Multi-Factor Authentication (MFA) is used as an additional level of security, ensuring your both know something (e.g. your password) and have something (typically a smartphone nowadays) when logging into a resource.
Using MFA provides additional protection to organisations, stopping an attacker from being able to access sensitive company data with a sniffed password.
You will usually require MFA when logging into the JumpCloud user console,
JumpCloud MFA Types
JumpCloud supports various MFA methods, but the two most popular are:
- TOTP (time-based changing 6-digit code)
- Push MFA (an alert is sent to your phone asking approval)
TOTP MFA
TOTP is the most commonly used method of MFA and relies on the server and client to share a secret, then calculate a 6-digit code based on the current time. The biggest advantage of TOTP is that it is very accessible, but also it does not rely on any comminication between the server and MFA device. There are lots of TOTP compatible smartphone apps for both Android and iPhone including:
- Microsoft Authenticator
- Google Authenticator
- Authy
- JumpCloud Protect
- JumpCloud Password Manager (if you company subsribes to this service)
If you don't have a strong preference for any of the above apps, we would generally recommend using either JumpCloud Password Manager or JumpCloud Protect; however you can use whichever you prefer.
Push MFA
Push MFA is a more recent development in the world of security. Instead of typing in a 6 digit code, an alert is sent to your smartphone asking you to approve the login.
The main advantage of Push MFA is most people find it slightly more convenient to use. There are two main disadvantgaes, which are listed below:
- The is no industry standard for Push MFA, so it usually requires a spcific app for each back-end system (e.g. JumpCloud Protect for JumpCloud, Microsoft Authenticator for Microsoft 365, etc.) - e.g. additional apps are needed on your smartphone
- Push MFA relies on a completed connection before the authentication is completed. This usually happens very quickly, but it can sometimes be delayed
Conclusion
If you want the least impact on your smartphone and already have a preferred TOTP authenticator app, the best choice would be to continue using that app an stick with just TOTP.
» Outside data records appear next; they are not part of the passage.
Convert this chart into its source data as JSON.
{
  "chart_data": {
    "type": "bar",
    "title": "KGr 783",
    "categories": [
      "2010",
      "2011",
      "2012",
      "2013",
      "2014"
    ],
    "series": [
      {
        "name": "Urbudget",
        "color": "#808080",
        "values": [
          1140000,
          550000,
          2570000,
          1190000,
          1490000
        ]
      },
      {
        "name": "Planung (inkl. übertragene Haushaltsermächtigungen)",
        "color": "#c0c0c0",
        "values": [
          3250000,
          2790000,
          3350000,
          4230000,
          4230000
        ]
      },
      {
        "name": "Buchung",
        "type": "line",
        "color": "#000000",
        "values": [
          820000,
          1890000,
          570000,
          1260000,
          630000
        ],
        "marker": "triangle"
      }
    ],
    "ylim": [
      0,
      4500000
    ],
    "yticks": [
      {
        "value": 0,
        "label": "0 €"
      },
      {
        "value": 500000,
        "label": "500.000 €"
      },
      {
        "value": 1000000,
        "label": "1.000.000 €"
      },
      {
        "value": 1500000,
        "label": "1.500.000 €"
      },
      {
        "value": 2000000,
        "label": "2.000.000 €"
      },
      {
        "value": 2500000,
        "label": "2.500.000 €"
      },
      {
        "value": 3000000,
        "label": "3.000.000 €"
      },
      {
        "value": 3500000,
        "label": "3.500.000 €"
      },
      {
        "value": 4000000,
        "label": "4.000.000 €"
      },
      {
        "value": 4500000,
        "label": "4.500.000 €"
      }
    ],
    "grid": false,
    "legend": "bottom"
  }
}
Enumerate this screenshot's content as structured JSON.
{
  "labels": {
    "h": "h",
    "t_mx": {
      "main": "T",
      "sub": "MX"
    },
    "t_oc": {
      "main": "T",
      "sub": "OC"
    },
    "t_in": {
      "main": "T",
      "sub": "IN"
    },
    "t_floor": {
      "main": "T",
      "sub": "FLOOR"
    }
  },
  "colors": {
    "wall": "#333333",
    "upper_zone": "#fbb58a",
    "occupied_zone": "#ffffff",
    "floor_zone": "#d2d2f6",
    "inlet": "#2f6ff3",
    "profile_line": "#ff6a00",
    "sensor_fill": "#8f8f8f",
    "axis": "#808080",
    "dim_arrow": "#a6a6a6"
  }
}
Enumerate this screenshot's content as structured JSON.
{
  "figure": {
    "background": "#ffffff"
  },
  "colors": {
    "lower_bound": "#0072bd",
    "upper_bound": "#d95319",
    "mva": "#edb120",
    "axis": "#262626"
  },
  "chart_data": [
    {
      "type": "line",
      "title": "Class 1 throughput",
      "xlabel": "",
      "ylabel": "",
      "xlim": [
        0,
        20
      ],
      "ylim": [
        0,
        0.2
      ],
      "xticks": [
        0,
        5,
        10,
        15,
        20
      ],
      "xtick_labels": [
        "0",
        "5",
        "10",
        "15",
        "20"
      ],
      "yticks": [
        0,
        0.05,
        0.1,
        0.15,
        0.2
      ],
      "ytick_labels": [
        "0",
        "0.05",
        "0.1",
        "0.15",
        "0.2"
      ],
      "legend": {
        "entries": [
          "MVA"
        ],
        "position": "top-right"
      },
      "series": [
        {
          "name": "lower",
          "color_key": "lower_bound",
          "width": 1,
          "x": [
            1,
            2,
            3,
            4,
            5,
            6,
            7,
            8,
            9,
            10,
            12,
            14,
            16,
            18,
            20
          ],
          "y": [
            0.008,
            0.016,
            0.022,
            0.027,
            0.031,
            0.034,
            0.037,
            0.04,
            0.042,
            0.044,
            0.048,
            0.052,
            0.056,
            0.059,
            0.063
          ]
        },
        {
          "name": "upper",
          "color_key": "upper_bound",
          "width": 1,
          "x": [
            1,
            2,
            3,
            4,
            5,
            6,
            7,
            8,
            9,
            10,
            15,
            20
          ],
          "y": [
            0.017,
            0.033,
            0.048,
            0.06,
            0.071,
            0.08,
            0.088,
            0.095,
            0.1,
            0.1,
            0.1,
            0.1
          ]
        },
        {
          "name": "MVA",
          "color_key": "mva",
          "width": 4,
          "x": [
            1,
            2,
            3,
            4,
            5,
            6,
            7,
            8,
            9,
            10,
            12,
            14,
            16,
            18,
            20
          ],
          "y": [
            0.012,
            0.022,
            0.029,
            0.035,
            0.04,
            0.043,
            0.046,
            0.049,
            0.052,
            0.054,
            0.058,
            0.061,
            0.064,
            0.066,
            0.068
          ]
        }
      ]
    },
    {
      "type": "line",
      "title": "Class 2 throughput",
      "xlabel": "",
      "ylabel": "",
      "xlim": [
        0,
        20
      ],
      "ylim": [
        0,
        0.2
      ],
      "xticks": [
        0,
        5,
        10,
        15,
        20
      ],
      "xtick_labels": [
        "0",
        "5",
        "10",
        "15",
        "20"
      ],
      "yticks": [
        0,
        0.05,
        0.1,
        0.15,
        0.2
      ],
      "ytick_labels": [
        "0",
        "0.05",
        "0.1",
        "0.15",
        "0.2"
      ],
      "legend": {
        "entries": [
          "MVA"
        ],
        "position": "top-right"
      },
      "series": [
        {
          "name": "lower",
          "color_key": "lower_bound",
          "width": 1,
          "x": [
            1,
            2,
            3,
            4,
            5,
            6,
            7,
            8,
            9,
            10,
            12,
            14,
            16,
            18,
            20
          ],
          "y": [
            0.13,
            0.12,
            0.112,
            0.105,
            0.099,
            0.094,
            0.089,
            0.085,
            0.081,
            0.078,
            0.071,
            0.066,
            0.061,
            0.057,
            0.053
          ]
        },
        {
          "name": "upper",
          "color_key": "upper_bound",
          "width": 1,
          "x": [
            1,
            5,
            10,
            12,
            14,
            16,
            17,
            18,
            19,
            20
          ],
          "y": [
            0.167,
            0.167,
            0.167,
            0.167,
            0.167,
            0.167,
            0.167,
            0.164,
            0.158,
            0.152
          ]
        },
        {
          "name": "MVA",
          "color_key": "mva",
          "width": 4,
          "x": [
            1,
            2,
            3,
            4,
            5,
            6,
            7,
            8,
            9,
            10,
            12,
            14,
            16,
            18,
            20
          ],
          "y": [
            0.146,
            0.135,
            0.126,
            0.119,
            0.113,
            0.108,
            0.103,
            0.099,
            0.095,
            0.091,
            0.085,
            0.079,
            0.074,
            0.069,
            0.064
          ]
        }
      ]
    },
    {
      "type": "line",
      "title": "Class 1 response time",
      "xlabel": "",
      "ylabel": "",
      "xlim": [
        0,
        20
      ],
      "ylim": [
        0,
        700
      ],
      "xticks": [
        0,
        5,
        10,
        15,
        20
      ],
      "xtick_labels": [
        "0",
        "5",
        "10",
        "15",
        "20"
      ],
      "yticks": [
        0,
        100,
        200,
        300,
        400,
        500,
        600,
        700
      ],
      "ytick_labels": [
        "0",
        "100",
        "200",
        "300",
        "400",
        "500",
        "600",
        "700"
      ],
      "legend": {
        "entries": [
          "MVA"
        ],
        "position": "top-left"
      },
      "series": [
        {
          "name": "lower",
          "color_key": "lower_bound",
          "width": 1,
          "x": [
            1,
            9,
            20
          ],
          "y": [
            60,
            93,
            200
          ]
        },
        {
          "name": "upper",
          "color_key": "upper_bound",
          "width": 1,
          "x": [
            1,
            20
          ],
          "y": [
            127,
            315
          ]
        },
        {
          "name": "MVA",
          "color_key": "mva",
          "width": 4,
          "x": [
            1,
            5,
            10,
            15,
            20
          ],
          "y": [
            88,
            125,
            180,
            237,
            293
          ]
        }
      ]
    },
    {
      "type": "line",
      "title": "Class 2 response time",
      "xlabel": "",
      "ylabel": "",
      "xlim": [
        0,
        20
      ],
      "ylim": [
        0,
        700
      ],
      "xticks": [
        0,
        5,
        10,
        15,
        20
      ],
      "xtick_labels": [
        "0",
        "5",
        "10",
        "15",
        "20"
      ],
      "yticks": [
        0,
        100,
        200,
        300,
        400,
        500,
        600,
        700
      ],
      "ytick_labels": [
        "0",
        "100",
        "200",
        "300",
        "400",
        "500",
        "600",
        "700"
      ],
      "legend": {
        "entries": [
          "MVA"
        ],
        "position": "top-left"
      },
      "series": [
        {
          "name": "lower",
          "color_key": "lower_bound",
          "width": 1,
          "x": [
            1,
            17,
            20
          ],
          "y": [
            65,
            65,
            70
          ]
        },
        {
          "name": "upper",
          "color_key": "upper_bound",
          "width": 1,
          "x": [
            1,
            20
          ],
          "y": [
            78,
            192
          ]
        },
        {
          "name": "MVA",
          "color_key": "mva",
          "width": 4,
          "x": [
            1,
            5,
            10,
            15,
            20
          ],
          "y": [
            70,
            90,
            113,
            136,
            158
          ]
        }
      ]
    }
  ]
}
If you have access to JumpCloud Password Manager (JCPWM), we would generally recommend using this for TOTP authentication. The big advantage with JCPWM is that you can synchronise your passwords and TOTP entries securely across multiple devices.
We would also generally recommend BOTH TOTP and Push MFA, and the latter requires JumpCloud Protect.
Lastly, while JumpCloud synchronises your password to Microsoft 365, the MFA access is separate. MFA access for Microsoft is covered in a separate KB article.